Drowsy driving is dangerous for any vehicle or driver, but it is particularly concerning when it involves a commercial vehicle. Big trucks could cause crashes that injure people in multiple other vehicles within seconds if a driver falls asleep and loses control.
Additionally, some of the unique demands of operating a commercial vehicle require more skill and attention from the driver. There are, unfortunately, many factors that contribute to fatigued driving, but the following three are some of the most concerning.
1. Work schedules that don’t give enough space for a full night’s sleep
Federal driving rules restrict how long someone can work in a single shift and in a seven- or eight-day period. Most commercial trucking companies will not overtly violate those hours of service rules. What they may not do, however, is factor in that worker’s needs.
The schedule may only leave eight or nine hours between shifts, even if a worker has an hour commute back from the drop point to their home. The driver may only has enough time to get five hours of sleep when you factor in their commute, a meal, a shower and time to get ready in the morning.
2. Long days on the road often mean unhealthy dietary choices
Dietary issues can exacerbate a lack of sleep. Commercial drivers who have sporadic access to food may have to eat at irregular intervals that can cause unpredictable changes in blood sugar and fatigue.
Additionally, they may only have access to quick-service restaurants or fast food takeout for much of the day.
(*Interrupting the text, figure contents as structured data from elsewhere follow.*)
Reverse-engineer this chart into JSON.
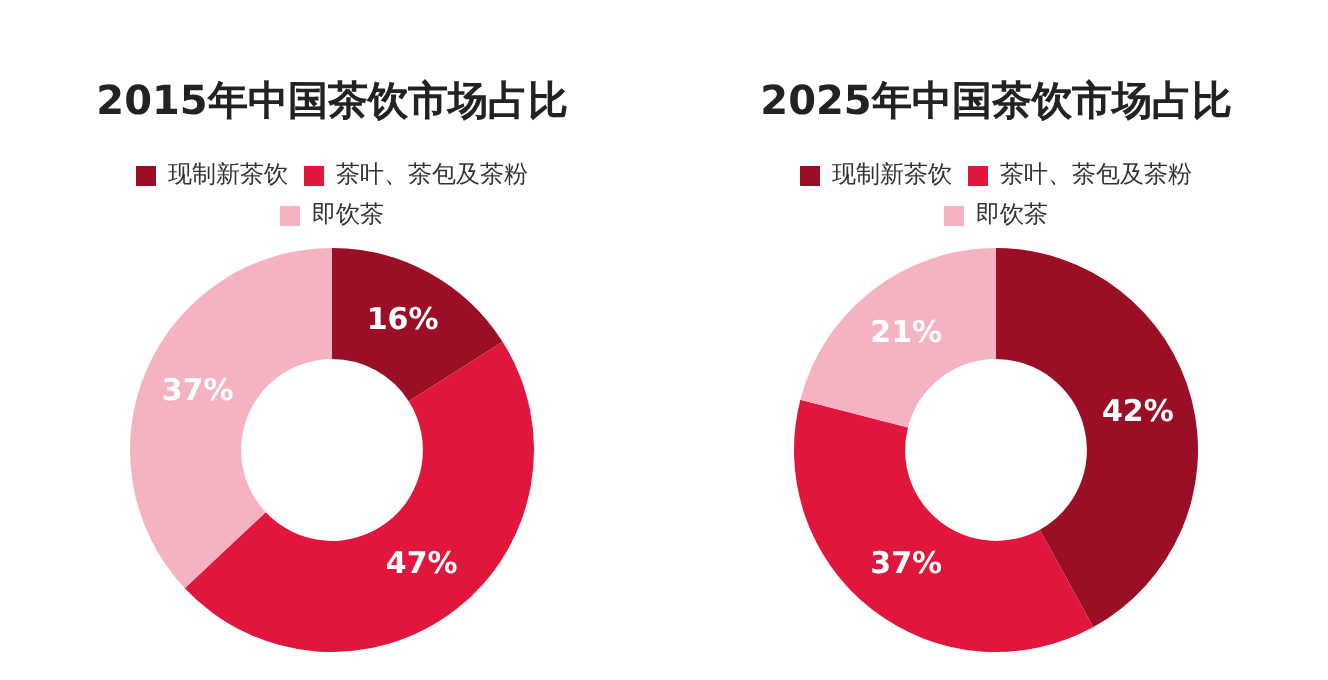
{
  "chart_data": [
    {
      "type": "donut",
      "title": "2015年中国茶饮市场占比",
      "categories": [
        "现制新茶饮",
        "茶叶、茶包及茶粉",
        "即饮茶"
      ],
      "values": [
        16,
        47,
        37
      ],
      "colors": [
        "#9b0f26",
        "#e0163c",
        "#f5b3c2"
      ],
      "value_labels": [
        "16%",
        "47%",
        "37%"
      ],
      "legend": "top"
    },
    {
      "type": "donut",
      "title": "2025年中国茶饮市场占比",
      "categories": [
        "现制新茶饮",
        "茶叶、茶包及茶粉",
        "即饮茶"
      ],
      "values": [
        42,
        37,
        21
      ],
      "colors": [
        "#9b0f26",
        "#e0163c",
        "#f5b3c2"
      ],
      "value_labels": [
        "42%",
        "37%",
        "21%"
      ],
      "legend": "top"
    }
  ]
}
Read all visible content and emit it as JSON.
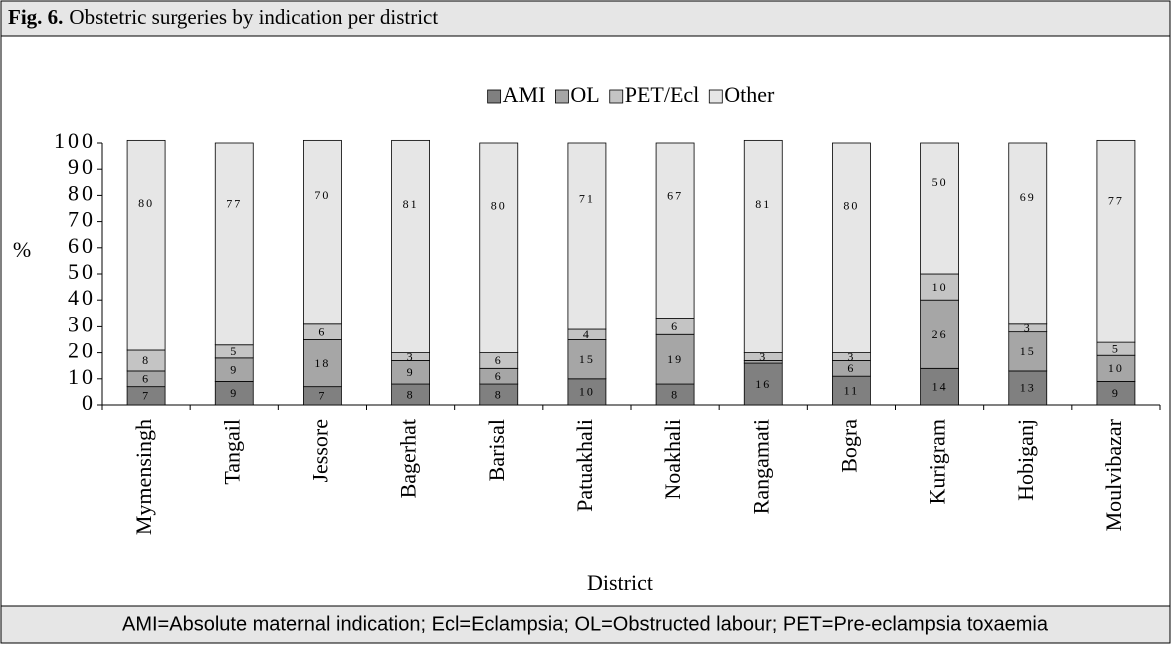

The food they do consume is high in processed ingredients, simple carbohydrates and sugars that could lead to feelings of drowsiness due to changes in blood sugar levels later.
3. Demanding schedules leave no room for illness or personal needs
If a commercial trucker had a bad night and barely got any sleep because of a headache or cold, they probably have no choice but to show up to work feeling sick and exhausted. They may compound the issue by taking over-the-counter medications that impair their cognitive function or cause drowsiness.
Alternatively, truck drivers can contribute to their own fatigue and diminishing performance by relying on chemical crutches, like caffeine, to get through long shifts. When fatigue catches up to a driver in a big commercial truck, the other people near them in traffic are often the ones who pay the price.
Fatigue is one of many factors that could contribute to a severe commercial vehicle crash. Despite rules aimed at preventing such collisions, drivers are still at risk for crashes caused by others who are too tired to be safe on the road.